Così Inc. plans to grow again after years of stagnation, citing progress in sales and cost controls in the first quarter.
During a call with analysts, executives of the operator and franchisor of the 134-unit Così chain stressed the company's need and potential for growth despite an unprofitable first quarter.
“We’re talking about growth as something we want to pursue,” said chief financial officer William Koziel, during a call with analysts. “The time is now. I think it’s important to move the business forward. The pace and the frequency will be dictated by the quality of sites we find.”
For the April 2-ended first quarter, the company nearly halved its net loss from a year earlier. Net loss fell to $1.1 million, or negative 2 cents per share, from $2.1 million, or negative 4 cents per share, in the year-earlier quarter.
Total revenue rose 4 percent to $24.7 million, reflecting a systemwide same-store sales increase of 7.5 percent. That result benefited from a favorable calendar shift, which added 2.7 percent toward the overall sales increase.
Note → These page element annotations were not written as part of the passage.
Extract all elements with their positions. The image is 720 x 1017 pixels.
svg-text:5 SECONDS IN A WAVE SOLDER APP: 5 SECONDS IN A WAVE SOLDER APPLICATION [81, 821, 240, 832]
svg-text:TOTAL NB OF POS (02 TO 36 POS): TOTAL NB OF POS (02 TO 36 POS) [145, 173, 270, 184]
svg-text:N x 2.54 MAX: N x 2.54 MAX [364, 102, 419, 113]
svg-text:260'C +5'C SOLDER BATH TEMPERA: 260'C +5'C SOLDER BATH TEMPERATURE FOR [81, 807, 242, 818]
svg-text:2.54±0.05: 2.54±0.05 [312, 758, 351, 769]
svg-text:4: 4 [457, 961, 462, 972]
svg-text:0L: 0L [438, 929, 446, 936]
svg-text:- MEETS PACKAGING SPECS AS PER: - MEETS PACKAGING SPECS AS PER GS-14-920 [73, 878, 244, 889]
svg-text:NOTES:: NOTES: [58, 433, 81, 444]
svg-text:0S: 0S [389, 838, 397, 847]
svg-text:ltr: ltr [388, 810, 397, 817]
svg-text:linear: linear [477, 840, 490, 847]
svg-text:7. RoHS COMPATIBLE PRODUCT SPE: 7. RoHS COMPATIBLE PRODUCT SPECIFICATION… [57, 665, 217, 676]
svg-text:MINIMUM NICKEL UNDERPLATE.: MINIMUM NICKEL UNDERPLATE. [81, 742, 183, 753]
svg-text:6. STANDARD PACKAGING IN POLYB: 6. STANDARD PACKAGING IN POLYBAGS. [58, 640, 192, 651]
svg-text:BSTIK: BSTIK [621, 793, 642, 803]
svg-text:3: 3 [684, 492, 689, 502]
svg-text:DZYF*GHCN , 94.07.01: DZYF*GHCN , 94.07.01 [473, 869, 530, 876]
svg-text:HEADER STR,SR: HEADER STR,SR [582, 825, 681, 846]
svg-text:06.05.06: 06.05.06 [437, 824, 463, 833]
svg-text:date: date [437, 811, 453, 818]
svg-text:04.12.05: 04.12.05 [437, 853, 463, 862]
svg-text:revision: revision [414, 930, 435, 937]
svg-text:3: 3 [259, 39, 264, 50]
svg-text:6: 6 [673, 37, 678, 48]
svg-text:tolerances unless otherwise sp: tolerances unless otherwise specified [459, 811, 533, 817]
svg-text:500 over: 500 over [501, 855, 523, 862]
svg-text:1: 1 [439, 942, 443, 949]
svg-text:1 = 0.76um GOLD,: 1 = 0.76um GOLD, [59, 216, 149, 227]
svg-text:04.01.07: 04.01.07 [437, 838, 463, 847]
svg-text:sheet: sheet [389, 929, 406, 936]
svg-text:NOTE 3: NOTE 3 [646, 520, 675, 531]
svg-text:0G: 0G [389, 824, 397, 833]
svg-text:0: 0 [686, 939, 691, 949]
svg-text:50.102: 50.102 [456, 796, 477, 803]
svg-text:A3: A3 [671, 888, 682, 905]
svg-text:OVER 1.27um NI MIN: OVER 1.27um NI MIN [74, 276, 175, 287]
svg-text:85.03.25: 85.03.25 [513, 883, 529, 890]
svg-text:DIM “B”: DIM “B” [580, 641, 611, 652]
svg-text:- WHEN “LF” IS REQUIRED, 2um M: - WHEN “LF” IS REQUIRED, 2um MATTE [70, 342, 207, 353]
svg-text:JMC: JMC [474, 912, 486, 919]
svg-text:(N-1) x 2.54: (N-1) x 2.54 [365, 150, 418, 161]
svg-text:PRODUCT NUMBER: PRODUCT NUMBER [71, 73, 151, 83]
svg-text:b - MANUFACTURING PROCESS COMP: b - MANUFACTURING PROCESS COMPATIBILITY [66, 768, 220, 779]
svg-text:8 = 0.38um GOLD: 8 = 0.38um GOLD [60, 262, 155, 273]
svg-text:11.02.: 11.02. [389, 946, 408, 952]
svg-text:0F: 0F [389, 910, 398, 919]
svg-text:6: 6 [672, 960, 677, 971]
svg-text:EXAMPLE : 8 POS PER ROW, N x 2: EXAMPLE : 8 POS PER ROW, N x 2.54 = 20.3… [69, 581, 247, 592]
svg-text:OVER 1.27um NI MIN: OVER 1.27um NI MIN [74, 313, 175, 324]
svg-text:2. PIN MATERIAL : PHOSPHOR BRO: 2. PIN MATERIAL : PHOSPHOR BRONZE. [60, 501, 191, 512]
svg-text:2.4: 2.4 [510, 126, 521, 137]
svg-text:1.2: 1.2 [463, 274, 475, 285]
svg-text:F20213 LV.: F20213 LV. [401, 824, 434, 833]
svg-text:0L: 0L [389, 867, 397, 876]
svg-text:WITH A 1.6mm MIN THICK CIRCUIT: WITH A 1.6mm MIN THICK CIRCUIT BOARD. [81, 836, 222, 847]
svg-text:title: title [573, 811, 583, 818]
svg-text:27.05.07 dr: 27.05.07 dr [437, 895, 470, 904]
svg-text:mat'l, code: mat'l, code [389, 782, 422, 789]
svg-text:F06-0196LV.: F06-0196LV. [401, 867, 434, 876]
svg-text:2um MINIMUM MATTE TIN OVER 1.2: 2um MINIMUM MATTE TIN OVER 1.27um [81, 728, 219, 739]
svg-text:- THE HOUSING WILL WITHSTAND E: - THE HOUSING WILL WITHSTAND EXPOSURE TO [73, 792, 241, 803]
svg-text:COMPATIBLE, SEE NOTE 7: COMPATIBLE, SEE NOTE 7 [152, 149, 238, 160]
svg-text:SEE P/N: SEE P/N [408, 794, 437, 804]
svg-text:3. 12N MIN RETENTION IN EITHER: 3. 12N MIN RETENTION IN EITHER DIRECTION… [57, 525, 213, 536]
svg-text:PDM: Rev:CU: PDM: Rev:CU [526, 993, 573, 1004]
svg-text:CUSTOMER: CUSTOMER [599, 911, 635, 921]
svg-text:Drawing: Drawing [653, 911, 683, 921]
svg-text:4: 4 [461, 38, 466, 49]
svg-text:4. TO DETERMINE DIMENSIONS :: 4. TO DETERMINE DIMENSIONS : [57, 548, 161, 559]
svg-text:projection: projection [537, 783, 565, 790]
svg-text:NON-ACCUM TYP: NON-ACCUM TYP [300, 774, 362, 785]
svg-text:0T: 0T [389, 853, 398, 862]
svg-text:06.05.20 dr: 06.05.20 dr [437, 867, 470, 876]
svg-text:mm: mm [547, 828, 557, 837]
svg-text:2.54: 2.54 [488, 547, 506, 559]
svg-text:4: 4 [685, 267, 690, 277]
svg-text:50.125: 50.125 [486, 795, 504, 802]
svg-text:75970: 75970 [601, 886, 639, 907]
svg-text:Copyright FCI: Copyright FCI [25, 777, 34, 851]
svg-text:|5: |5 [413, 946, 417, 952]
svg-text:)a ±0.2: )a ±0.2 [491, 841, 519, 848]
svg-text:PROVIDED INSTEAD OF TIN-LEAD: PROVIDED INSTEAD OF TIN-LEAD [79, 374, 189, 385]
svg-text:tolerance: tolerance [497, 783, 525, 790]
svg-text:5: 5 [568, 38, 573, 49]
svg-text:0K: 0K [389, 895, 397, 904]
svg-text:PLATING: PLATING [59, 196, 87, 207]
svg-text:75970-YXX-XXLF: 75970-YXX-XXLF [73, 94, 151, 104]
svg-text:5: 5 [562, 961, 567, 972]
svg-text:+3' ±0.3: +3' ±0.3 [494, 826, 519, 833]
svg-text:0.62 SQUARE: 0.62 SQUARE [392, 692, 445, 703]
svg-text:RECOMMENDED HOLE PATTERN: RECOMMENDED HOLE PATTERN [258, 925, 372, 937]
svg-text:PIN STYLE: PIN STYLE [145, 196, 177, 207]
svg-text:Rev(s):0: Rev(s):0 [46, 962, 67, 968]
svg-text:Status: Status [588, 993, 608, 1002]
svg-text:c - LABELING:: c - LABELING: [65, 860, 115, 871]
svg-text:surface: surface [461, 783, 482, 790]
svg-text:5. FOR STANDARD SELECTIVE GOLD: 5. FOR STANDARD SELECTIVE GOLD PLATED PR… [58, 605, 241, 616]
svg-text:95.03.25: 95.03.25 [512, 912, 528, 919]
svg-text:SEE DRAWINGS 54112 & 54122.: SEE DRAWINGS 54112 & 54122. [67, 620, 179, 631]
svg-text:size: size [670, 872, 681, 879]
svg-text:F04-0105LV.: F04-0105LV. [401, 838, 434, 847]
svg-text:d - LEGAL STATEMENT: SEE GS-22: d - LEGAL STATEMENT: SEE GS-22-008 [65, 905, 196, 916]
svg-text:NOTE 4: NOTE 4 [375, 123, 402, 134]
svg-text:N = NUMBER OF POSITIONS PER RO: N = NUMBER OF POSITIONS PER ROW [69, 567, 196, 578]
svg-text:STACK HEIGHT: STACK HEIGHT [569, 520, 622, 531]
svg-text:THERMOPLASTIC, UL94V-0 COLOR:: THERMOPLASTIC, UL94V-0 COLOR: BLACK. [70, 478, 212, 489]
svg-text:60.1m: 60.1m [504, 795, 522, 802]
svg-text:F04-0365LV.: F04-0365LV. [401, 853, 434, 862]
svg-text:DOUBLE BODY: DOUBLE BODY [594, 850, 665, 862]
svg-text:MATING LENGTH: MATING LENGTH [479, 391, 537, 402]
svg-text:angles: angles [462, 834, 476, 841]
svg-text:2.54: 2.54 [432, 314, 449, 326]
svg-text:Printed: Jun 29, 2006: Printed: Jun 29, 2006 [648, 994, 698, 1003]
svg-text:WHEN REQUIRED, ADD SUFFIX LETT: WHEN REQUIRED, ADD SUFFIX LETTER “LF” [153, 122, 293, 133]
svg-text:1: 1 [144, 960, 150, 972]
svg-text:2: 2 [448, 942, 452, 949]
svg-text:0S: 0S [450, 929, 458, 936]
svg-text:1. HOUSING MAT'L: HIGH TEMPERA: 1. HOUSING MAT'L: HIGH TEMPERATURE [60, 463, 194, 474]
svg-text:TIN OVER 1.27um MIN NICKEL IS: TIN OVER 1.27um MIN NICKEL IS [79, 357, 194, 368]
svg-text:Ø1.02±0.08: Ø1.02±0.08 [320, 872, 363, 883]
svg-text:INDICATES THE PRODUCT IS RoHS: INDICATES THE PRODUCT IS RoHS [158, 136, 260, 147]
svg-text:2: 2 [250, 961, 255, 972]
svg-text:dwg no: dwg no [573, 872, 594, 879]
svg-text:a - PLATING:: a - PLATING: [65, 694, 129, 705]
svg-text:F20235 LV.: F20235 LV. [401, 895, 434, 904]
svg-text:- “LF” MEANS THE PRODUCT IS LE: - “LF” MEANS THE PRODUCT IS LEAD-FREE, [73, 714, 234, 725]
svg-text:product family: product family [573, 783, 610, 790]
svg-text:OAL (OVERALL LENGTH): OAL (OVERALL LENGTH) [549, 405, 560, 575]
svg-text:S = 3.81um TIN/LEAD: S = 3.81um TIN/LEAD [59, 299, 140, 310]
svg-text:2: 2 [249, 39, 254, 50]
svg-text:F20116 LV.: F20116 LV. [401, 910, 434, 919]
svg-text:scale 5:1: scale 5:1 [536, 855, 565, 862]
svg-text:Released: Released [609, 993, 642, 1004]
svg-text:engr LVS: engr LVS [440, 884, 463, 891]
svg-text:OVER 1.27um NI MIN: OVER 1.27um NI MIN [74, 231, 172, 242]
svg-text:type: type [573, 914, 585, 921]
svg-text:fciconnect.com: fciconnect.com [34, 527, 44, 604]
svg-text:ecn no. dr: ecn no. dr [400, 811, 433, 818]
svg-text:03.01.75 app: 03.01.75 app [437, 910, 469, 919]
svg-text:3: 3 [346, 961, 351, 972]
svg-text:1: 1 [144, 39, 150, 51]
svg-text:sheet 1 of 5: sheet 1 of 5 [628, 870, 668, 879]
Including the calendar shift, same-store sales rose 6.2 percent at company-operated restaurants and 9.5 percent at franchised locations.
The company also reported that its cost of goods sold decreased 2.3 percent in the first quarter, comprising increases of 1.4 percent in occupancy cost and 1.2 percent in labor cost, offset by a 0.3-percent increase in food costs.
“I really believe that we put ourselves in a better position to attract some additional franchisees once we model that we’re profitable and that we’re growing again,” said president and chief executive Carin Stutz, who began her role at the company Jan. 1. “I’m all-in, and I believe that, with what we see today, we really are in a position to start growing this brand. There are a lot of [competitors] out there who are also growing aggressively in this fast-casual segment, and I just want to capitalize on that for Così.”
Reimaging, with eye toward rebuilding
The fast-casual chain has struggled to maintain sales and traffic during the past four-plus years of recession and recovery, twice receiving a notice from the Nasdaq stock exchange threatening the company with delisting because its share price remained below $1 for extended periods of time.
Last August, former chief executive James Hyatt resigned, and Stutz was hired after a months-long search process for a new CEO, which included a proxy fight from activist shareholder Brad Blum to influence the direction of the company. Blum has been retained as a consultant to help guide Così’s menu development and marketing.
In the previous earnings call for Così’s fourth quarter, the company laid out three initiatives to drive same-store sales and profitability in 2012: improving food quality while simplifying the menu, simplifying and improving operations, and controlling costs.
Stutz said a remodeling program designed to improve customer throughput and operations, as well as allow for a slimmed-down menu, already has been completed in the Chicago market. Most of the reimaged restaurants are logging double-digit sales increases, she said, making refurbishing locations a top priority for Così in the near term.
“I have to admit there are some restaurants that I’m not proud of how they look to our guests,” Stutz said. “Many of our company restaurants are worn and tired. Last fall, the Chicago market was refreshed and reimaged, with a warmer ambience, more colorful environment and improved training.sales are up, lunch sales are up and dinner sales are up.”
The approximate cost to reimage the restaurants averaged about $75,000, she added. Stutz also said the remodeling program would continue next in the New York City market.
“Where we have the flexibility, we’ll look to do more refresh work, because it has validated itself,” said Koziel. “To put together a full-blown refresh plan is part of our desire to move faster forward.”
Stutz added that the chain’s menu has reduced the number of items by about 15 percent this year, with further streamlining yet to occur. Four new menu items will roll out over the next four weeks, she said, including the Tuscan PestoSandwich, the Prosciutto and Roasted Veggie Melt limited-time offer, and two tossed Asian salads topped with either shrimp or salmon.
Rights offering in future
Così Inc.’s leaders said the company would pursue a rights offering of its common stock next week, hoping to raise about $15 million to fund further reimaging efforts and unit growth.
“We believe that $15 million is the right number to support the growth of our business going forward,” Stutz said. “We’ve been clear with our franchise community that we want to be a stronger franchisor for them, we want to defend our core markets, and we want to become a growth company again. Once we do those, it puts us in a better position to attract new franchisees to Così.”
A few securities analysts participating in the conference call questioned why the company would opt for a rights offering, diluting the value of current shares, rather than pursue growth capital through other means like master-franchise agreements, area development deals or joint ventures. But Stutz and Koziel reiterated that the rights offering would be the right long-term move, despite the dilution shareholders would receive in the near term.
Five of the company’s executives and outside directors have agreed to purchase shares in the rights offering that would yield more than $1.6 million, Così Inc. previously disclosed.
Deerfield, Ill.-based Così operates 80 company-owned locations and franchises another 54 restaurants in 17 states, the District of Columbia and the United Arab Emirates.